-2

I have a dataset that consists of two Date columns. Both of the date columns are in reference to different events happening. I want to generate a dummy variable that equals 1 if both of the dates and time match. For example, if one date is (YY/MM/DD Format) 17/05/01 19:30:00 and another is 17/05/01 19:30:00 in the other date column then the dummy variable equals 1.

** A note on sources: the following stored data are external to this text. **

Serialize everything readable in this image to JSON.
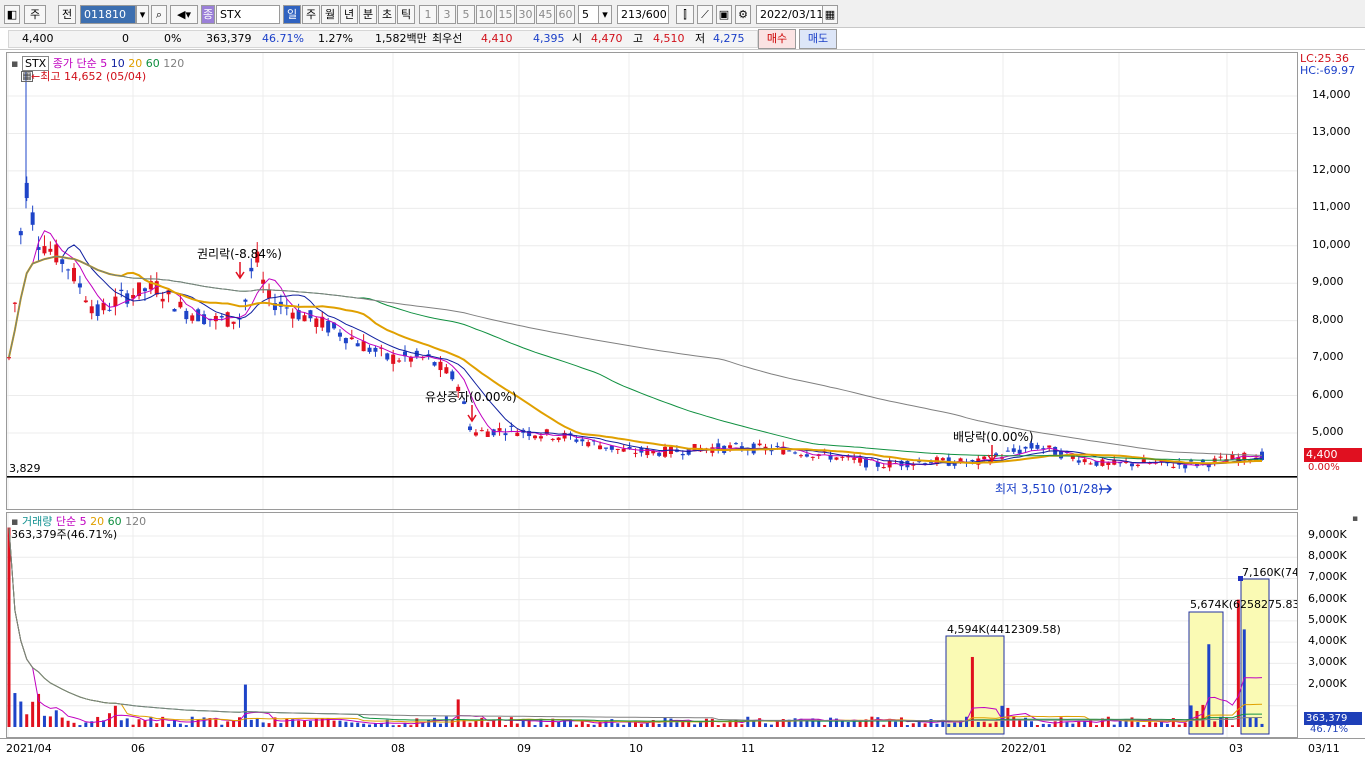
{
  "toolbar": {
    "period_type": "주",
    "prev_label": "전",
    "code": "011810",
    "name": "STX",
    "period_tabs": [
      "일",
      "주",
      "월",
      "년",
      "분",
      "초",
      "틱"
    ],
    "interval_tabs": [
      "1",
      "3",
      "5",
      "10",
      "15",
      "30",
      "45",
      "60"
    ],
    "interval_value": "5",
    "count": "213",
    "count_max": "/600",
    "date": "2022/03/11"
  },
  "quote": {
    "price": "4,400",
    "change": "0",
    "change_pct": "0%",
    "volume": "363,379",
    "turnover_pct": "46.71%",
    "vol_ratio": "1.27%",
    "amount": "1,582백만",
    "best_bid_label": "최우선",
    "best_ask": "4,410",
    "best_bid": "4,395",
    "open_label": "시",
    "open": "4,470",
    "high_label": "고",
    "high": "4,510",
    "low_label": "저",
    "low": "4,275",
    "buy_label": "매수",
    "sell_label": "매도"
  },
  "price_panel": {
    "symbol": "STX",
    "legend_title": "종가 단순",
    "legend_periods": [
      "5",
      "10",
      "20",
      "60",
      "120"
    ],
    "lc_label": "LC:25.36",
    "hc_label": "HC:-69.97",
    "max_label": "최고 14,652 (05/04)",
    "min_label": "최저 3,510 (01/28)",
    "line_value": "3,829",
    "current_price_label": "4,400",
    "current_pct_label": "0.00%",
    "annotations": [
      "권리락(-8.84%)",
      "유상증자(0.00%)",
      "배당락(0.00%)"
    ],
    "y_ticks": [
      "14,000",
      "13,000",
      "12,000",
      "11,000",
      "10,000",
      "9,000",
      "8,000",
      "7,000",
      "6,000",
      "5,000"
    ]
  },
  "volume_panel": {
    "legend_title": "거래량",
    "legend_ma": "단순",
    "legend_periods": [
      "5",
      "20",
      "60",
      "120"
    ],
    "volume_info": "363,379주(46.71%)",
    "callouts": [
      "4,594K(4412309.58)",
      "5,674K(6258275.83)",
      "7,160K(74"
    ],
    "y_ticks": [
      "9,000K",
      "8,000K",
      "7,000K",
      "6,000K",
      "5,000K",
      "4,000K",
      "3,000K",
      "2,000K"
    ],
    "current_volume_label": "363,379",
    "current_pct_label": "46.71%",
    "x_labels": [
      "2021/04",
      "06",
      "07",
      "08",
      "09",
      "10",
      "11",
      "12",
      "2022/01",
      "02",
      "03",
      "03/11"
    ]
  },
  "colors": {
    "up": "#e0101e",
    "down": "#1e44c8",
    "ma5": "#c000c0",
    "ma10": "#1020a0",
    "ma20": "#e0a000",
    "ma60": "#109040",
    "ma120": "#808080"
  }
}
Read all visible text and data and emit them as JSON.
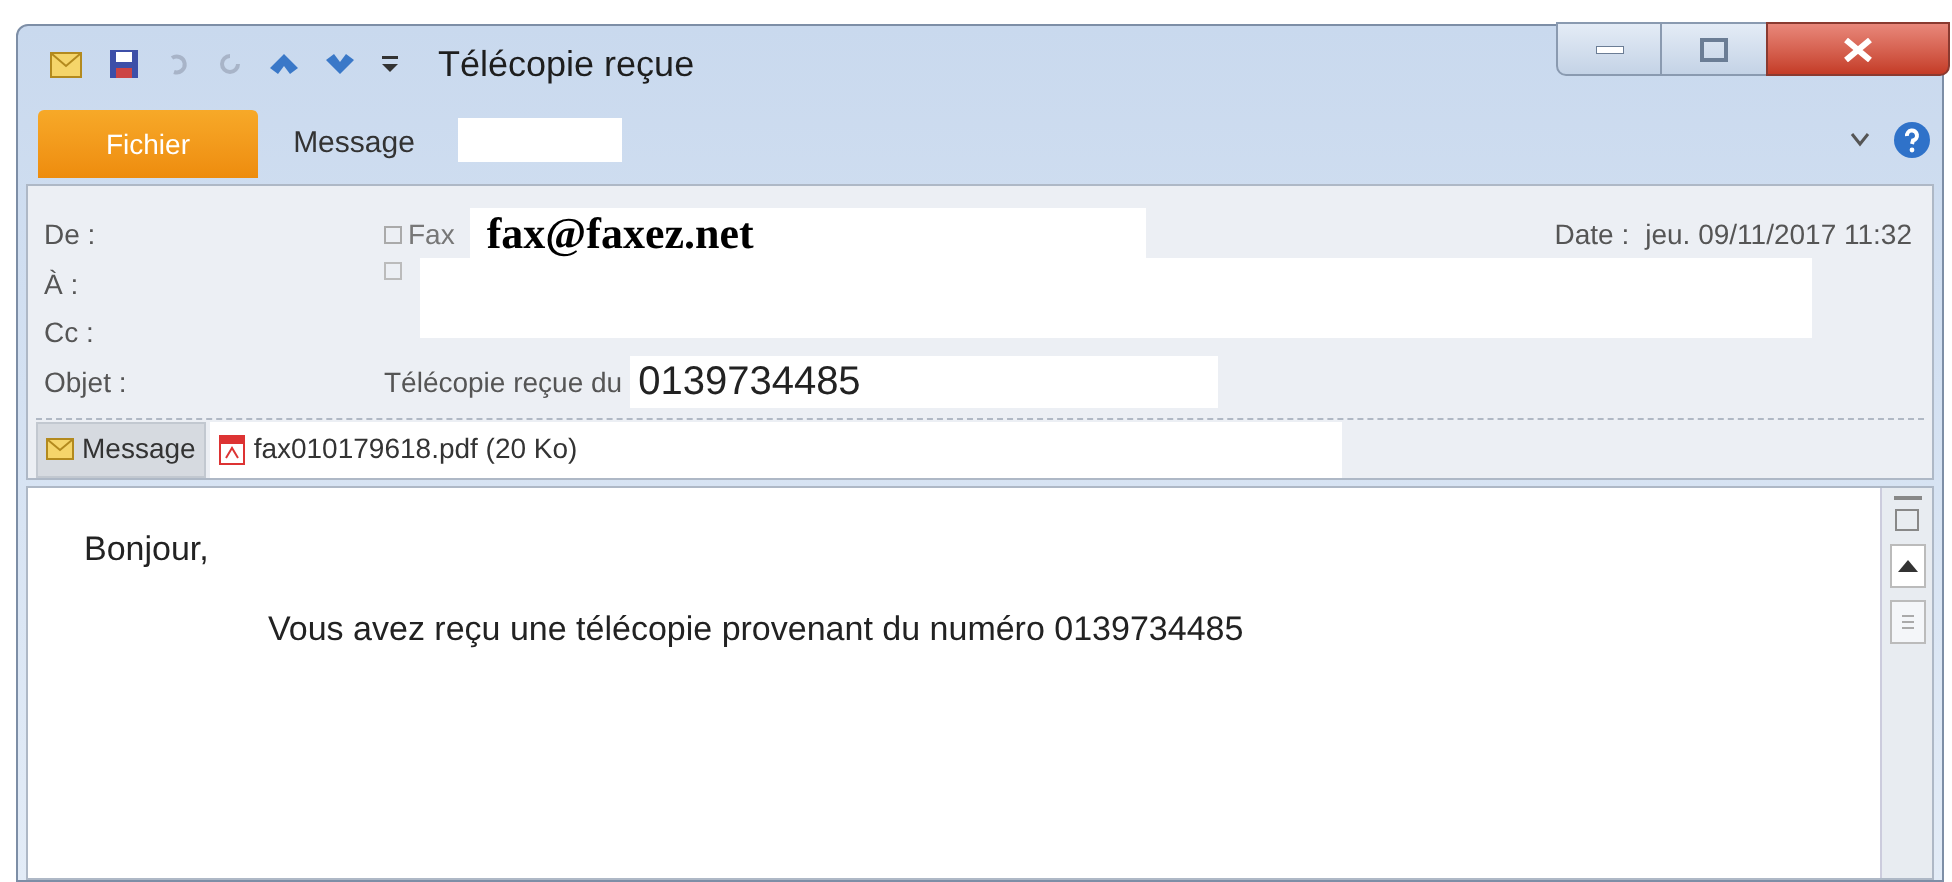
{
  "window": {
    "title": "Télécopie reçue"
  },
  "ribbon_tabs": [
    {
      "label": "Fichier",
      "kind": "file"
    },
    {
      "label": "Message",
      "kind": "tab"
    }
  ],
  "header": {
    "from": {
      "label": "De :",
      "sender_name": "Fax",
      "address": "fax@faxez.net"
    },
    "date": {
      "label": "Date :",
      "value": "jeu. 09/11/2017 11:32"
    },
    "to": {
      "label": "À :"
    },
    "cc": {
      "label": "Cc :"
    },
    "subject": {
      "label": "Objet :",
      "text": "Télécopie reçue du",
      "number": "0139734485"
    }
  },
  "attachments": [
    {
      "label": "Message",
      "kind": "message",
      "selected": true
    },
    {
      "label": "fax010179618.pdf (20 Ko)",
      "kind": "pdf",
      "selected": false
    }
  ],
  "body": {
    "paragraphs": [
      "Bonjour,",
      "Vous avez reçu une télécopie provenant du numéro 0139734485"
    ]
  }
}
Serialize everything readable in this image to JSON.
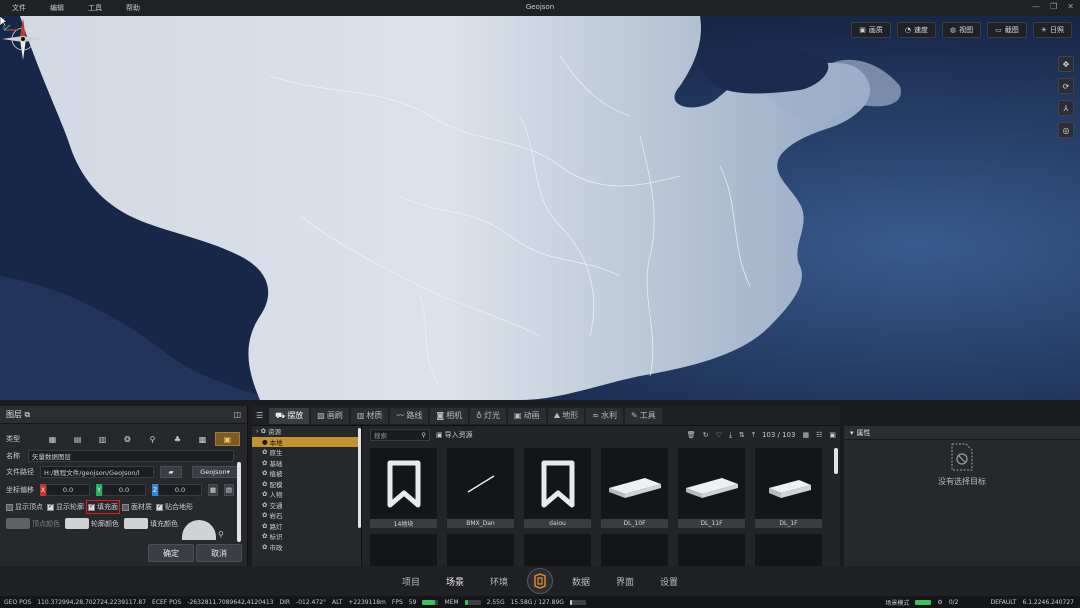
{
  "menu": {
    "items": [
      "文件",
      "编辑",
      "工具",
      "帮助"
    ],
    "title": "Geojson"
  },
  "viewport": {
    "view_buttons": [
      {
        "label": "画质",
        "icon": "image-icon"
      },
      {
        "label": "速度",
        "icon": "gauge-icon"
      },
      {
        "label": "视图",
        "icon": "globe-icon"
      },
      {
        "label": "截图",
        "icon": "screenshot-icon"
      },
      {
        "label": "日照",
        "icon": "sun-icon"
      }
    ],
    "side_tools": [
      "move-icon",
      "orbit-icon",
      "axis-icon",
      "globe-layer-icon"
    ]
  },
  "layer_panel": {
    "title": "图层",
    "type_label": "类型",
    "name_label": "名称",
    "name_value": "矢量数据图层",
    "path_label": "文件路径",
    "path_value": "H:/教程文件/geojson/GeoJson/l",
    "format_value": "GeoJson",
    "offset_label": "坐标偏移",
    "offset": {
      "x_tag": "X",
      "x": "0.0",
      "y_tag": "Y",
      "y": "0.0",
      "z_tag": "Z",
      "z": "0.0"
    },
    "checks": [
      {
        "label": "显示顶点",
        "checked": false
      },
      {
        "label": "显示轮廓",
        "checked": true
      },
      {
        "label": "填充面",
        "checked": true
      },
      {
        "label": "面材质",
        "checked": false
      },
      {
        "label": "贴合地形",
        "checked": true
      }
    ],
    "colors": {
      "vertex": "顶点颜色",
      "outline": "轮廓颜色",
      "fill": "填充颜色"
    },
    "confirm": "确定",
    "cancel": "取消"
  },
  "res_panel": {
    "tabs": [
      {
        "label": "摆放",
        "icon": "car-icon",
        "active": true
      },
      {
        "label": "画刷",
        "icon": "brush-icon",
        "active": false
      },
      {
        "label": "材质",
        "icon": "material-icon",
        "active": false
      },
      {
        "label": "路线",
        "icon": "route-icon",
        "active": false
      },
      {
        "label": "相机",
        "icon": "camera-icon",
        "active": false
      },
      {
        "label": "灯光",
        "icon": "light-icon",
        "active": false
      },
      {
        "label": "动画",
        "icon": "animation-icon",
        "active": false
      },
      {
        "label": "地形",
        "icon": "terrain-icon",
        "active": false
      },
      {
        "label": "水利",
        "icon": "water-icon",
        "active": false
      },
      {
        "label": "工具",
        "icon": "wrench-icon",
        "active": false
      }
    ],
    "tree_root": "资源",
    "tree_items": [
      "本地",
      "原生",
      "基础",
      "植被",
      "配模",
      "人物",
      "交通",
      "岩石",
      "路灯",
      "标识",
      "市政"
    ],
    "search_placeholder": "搜索",
    "import_label": "导入资源",
    "count": "103 / 103",
    "assets": [
      {
        "name": "14地块",
        "thumb": "bookmark"
      },
      {
        "name": "BMX_Dan",
        "thumb": "line"
      },
      {
        "name": "daiou",
        "thumb": "bookmark"
      },
      {
        "name": "DL_10F",
        "thumb": "building"
      },
      {
        "name": "DL_11F",
        "thumb": "building"
      },
      {
        "name": "DL_1F",
        "thumb": "building-small"
      }
    ]
  },
  "prop_panel": {
    "title": "属性",
    "empty": "没有选择目标"
  },
  "bottom_nav": {
    "left": [
      "项目",
      "场景",
      "环境"
    ],
    "right": [
      "数据",
      "界面",
      "设置"
    ],
    "active": "场景"
  },
  "status": {
    "geo_label": "GEO POS",
    "geo": "110.372994,28.702724,2239117.87",
    "ecef_label": "ECEF POS",
    "ecef": "-2632811.7089642,4120413",
    "dir_label": "DIR",
    "dir": "-012.472°",
    "alt_label": "ALT",
    "alt": "+2239118m",
    "fps_label": "FPS",
    "fps": "59",
    "mem_label": "MEM",
    "mem": "2.55G",
    "gpu": "15.58G / 127.89G",
    "scene_mode": "场景模式",
    "ratio": "0/2",
    "profile": "DEFAULT",
    "version": "6.1.2246.240727"
  }
}
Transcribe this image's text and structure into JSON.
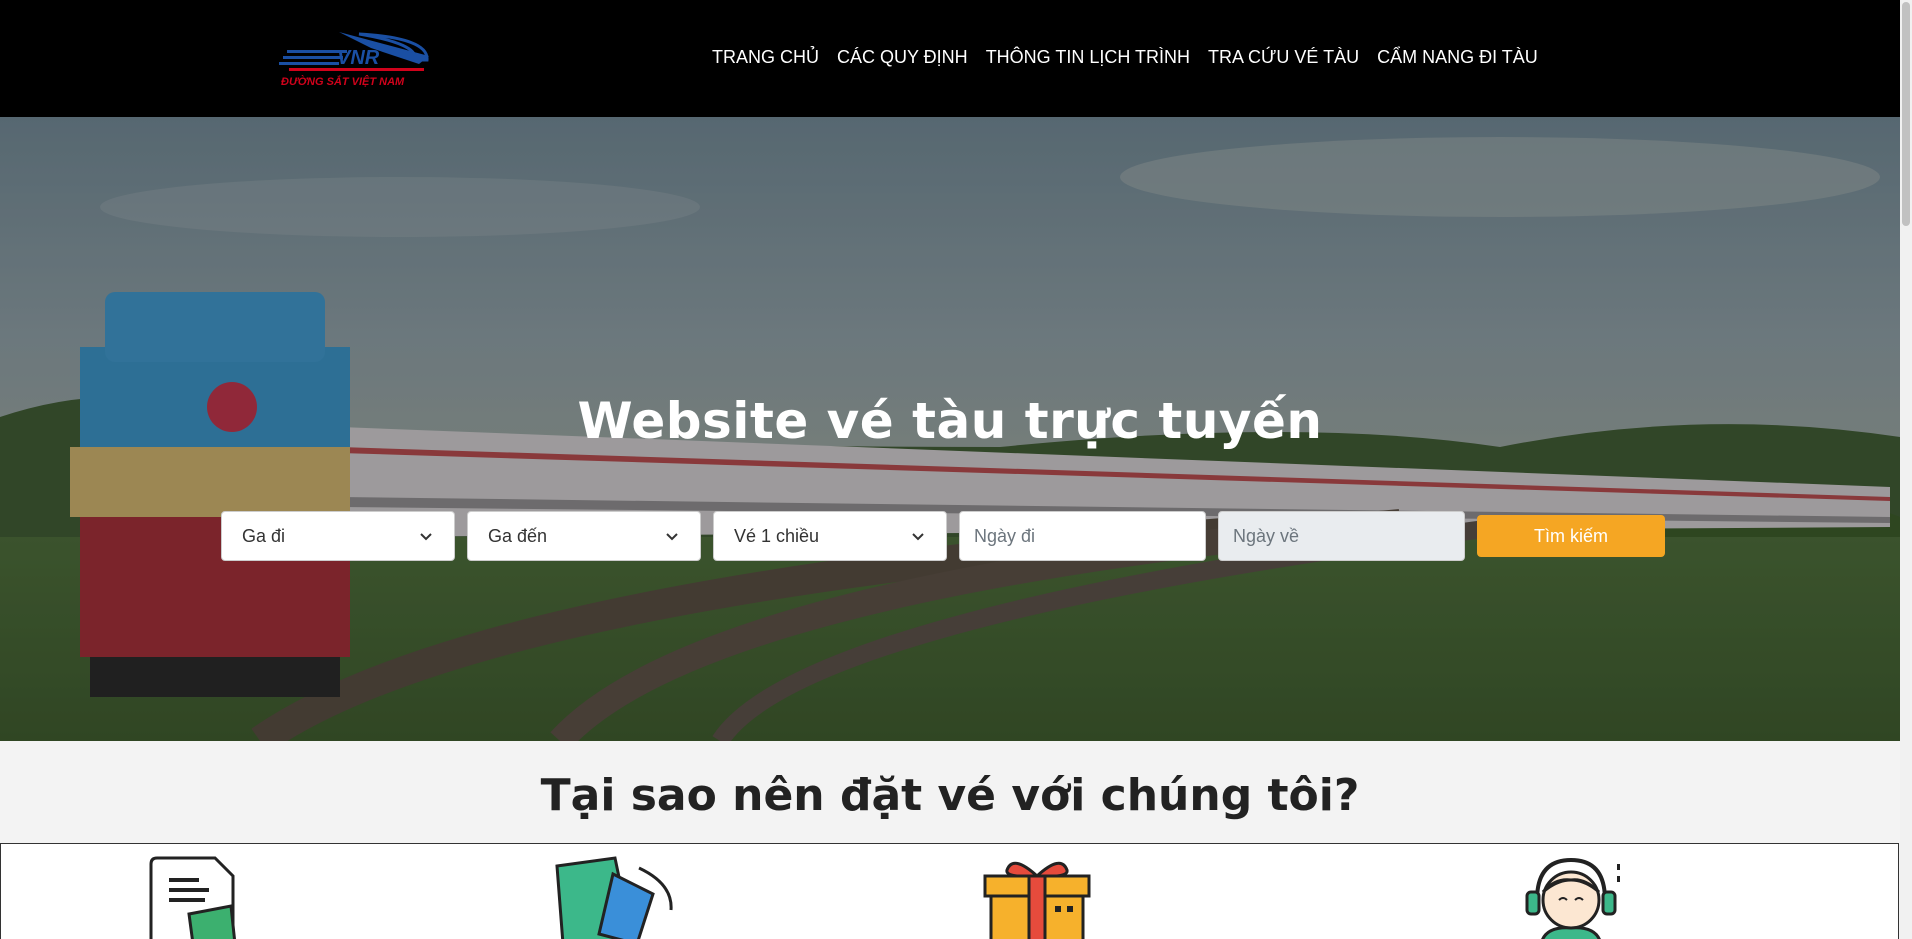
{
  "header": {
    "logo_text": "VNR",
    "logo_subtext": "ĐƯỜNG SẮT VIỆT NAM",
    "nav": [
      {
        "label": "TRANG CHỦ"
      },
      {
        "label": "CÁC QUY ĐỊNH"
      },
      {
        "label": "THÔNG TIN LỊCH TRÌNH"
      },
      {
        "label": "TRA CỨU VÉ TÀU"
      },
      {
        "label": "CẨM NANG ĐI TÀU"
      }
    ]
  },
  "hero": {
    "title": "Website vé tàu trực tuyến",
    "search": {
      "from_selected": "Ga đi",
      "to_selected": "Ga đến",
      "trip_type_selected": "Vé 1 chiều",
      "depart_placeholder": "Ngày đi",
      "return_placeholder": "Ngày về",
      "submit_label": "Tìm kiếm"
    }
  },
  "why": {
    "title": "Tại sao nên đặt vé với chúng tôi?",
    "icons": [
      "document-icon",
      "paint-bucket-icon",
      "gift-box-icon",
      "customer-support-icon"
    ]
  },
  "colors": {
    "header_bg": "#000000",
    "accent": "#f5a623",
    "logo_blue": "#1a4fa3",
    "logo_red": "#d0021b"
  }
}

I need the dummy variable function to check throughout the entire column of dates and not just against one cell in the date column. I am relatively new to R and I am not explaining this well but say in the first date column the date and time are 19/06/04 14:23:00. I would like the function to check the entire other date column for the exact same date and timestamp and generate the dummy variable off of this.

Any help is appreciated!

  • [See here](https://stackoverflow.com/q/5963269/5325862) on making a reproducible example that is easier for folks to help with. There's no clear example here for anyone to use to help you – camille Jan 17 '22 at 20:16
  • Please provide enough code so others can better understand or reproduce the problem. – Community Jan 27 '22 at 07:51

1 Answers1

0

From your description, I think your columns are datetime and not just dates, correct? It’s an important distinction to make because dates and datetimes are separate classes in R. It’s also helpful if you provide a sample of your data so people can best understand and help. In the future you can use something like dput(head(df, 10)) and copy and paste the output to your question. For this question, I believe what you want should be quite straightforward.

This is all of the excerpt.